Mais ces débats relèvent de la politique, de l'opinion ou de choix personnels. Ils ne doivent pas être artificiellement transformés en questions juridiques à propos de la laïcité. Oui, certains auraient voulu qu'une République laïque soit une République débarrassée du religieux, par la loi autant que par l'évolution des moeurs. Finalement, l'histoire en a décidé autrement. Une République laïque, c'est une République dans laquelle aucune religion n'est la religion de l'État, mais où chacun peut librement croire, pratiquer, transmettre, discuter, convaincre... ou ne pas croire bien sûr.

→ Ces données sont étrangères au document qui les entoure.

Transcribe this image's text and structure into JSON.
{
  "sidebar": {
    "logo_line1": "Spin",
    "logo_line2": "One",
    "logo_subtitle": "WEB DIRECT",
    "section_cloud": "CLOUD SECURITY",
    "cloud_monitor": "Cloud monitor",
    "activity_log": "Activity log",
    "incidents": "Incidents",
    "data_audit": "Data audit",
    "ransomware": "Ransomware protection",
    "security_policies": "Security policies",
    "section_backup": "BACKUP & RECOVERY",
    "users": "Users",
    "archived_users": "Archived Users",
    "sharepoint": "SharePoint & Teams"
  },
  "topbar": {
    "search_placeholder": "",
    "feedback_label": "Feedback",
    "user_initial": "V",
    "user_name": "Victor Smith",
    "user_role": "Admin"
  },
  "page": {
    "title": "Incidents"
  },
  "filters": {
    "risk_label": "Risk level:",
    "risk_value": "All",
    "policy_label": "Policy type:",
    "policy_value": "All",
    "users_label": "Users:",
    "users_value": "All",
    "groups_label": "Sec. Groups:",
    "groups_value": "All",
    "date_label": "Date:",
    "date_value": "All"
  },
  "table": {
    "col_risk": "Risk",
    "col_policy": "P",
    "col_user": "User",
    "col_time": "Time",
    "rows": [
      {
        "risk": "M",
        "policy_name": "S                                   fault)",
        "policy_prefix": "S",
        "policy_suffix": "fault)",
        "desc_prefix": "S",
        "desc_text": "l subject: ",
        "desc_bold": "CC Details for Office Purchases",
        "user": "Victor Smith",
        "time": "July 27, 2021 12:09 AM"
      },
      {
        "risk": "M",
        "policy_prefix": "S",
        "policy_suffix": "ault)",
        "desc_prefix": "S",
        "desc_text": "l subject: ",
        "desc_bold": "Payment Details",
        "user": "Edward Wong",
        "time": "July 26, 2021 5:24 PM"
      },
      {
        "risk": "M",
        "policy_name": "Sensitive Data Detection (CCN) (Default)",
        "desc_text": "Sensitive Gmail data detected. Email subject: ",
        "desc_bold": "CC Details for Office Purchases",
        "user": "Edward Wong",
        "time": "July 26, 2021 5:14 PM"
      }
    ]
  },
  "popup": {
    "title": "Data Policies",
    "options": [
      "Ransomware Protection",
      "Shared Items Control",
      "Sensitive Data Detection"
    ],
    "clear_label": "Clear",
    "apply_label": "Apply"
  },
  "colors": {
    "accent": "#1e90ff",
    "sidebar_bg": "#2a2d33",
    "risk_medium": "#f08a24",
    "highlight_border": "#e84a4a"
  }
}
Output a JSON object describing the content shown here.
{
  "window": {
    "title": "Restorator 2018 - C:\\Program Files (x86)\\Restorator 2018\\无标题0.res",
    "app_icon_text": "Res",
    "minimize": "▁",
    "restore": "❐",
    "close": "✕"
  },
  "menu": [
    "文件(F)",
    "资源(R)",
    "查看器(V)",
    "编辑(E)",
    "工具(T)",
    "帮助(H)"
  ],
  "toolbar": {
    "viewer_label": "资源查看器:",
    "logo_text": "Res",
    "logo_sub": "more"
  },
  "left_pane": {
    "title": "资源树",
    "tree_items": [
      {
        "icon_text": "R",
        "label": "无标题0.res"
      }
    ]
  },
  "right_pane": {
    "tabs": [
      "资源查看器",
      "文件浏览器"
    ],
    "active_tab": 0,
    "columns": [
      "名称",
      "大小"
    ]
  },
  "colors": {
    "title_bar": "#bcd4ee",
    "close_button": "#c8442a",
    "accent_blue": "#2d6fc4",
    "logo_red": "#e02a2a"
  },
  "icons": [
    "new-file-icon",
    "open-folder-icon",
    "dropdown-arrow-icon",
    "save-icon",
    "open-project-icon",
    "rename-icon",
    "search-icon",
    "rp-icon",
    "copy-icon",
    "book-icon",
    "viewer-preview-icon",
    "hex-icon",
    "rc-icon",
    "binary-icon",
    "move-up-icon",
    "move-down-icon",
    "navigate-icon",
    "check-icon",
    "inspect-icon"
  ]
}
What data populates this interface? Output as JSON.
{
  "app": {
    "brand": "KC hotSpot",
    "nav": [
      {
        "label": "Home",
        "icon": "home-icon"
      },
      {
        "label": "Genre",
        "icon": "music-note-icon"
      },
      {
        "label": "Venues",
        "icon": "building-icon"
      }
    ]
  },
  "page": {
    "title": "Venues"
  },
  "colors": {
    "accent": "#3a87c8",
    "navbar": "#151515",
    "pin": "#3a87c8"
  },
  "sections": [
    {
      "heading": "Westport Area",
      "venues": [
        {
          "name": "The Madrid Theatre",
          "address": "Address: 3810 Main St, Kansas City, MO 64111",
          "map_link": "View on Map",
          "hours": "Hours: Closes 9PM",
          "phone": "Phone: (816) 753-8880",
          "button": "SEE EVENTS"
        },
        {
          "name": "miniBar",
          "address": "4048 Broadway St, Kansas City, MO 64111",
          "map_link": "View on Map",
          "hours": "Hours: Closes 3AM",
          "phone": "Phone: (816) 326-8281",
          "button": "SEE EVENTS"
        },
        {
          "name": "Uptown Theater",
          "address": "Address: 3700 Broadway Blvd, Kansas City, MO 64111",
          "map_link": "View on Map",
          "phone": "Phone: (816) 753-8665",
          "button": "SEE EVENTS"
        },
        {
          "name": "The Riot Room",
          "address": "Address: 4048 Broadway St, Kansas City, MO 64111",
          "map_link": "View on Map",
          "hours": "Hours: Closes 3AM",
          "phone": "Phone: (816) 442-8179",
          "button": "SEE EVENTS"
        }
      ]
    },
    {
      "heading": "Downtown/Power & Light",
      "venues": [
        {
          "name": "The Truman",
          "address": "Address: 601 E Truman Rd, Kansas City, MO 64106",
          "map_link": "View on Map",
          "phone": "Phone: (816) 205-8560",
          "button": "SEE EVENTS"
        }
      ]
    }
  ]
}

Reste une question, plus politique que juridique. Le retour d’une visibilité catholique dans l’espace public ne doit pas conduire à une affirmation identitaire, comme si, après des décennies de discrétion, il fallait désormais "reprendre sa place".
La laïcité protège pleinement la liberté des catholiques de croire, de pratiquer et de témoigner. Mais cette liberté ne vaut pas comme droit à occuper davantage l’espace commun que les autres, au nom d'une certaine idée de ce que seraient la France et les Français.
La messe présidée par Léon XIV dans l’espace public n’est donc pas une faveur accordée par la République à l'ancienne religion de la majorité des Français, pas plus qu'elle ne marque une victoire du catholicisme sur la République. C’est simplement l’exercice d’une liberté, offerte à tous.
Ainsi, la question n'est donc définitivement pas : "La République survivra-t-elle à une messe ?" La question fondamentale, c'est : "Sommes-nous suffisamment sûrs de notre laïcité pour accepter qu'une religion s'exprime librement dans l'espace public sans considérer que la République est en danger ?"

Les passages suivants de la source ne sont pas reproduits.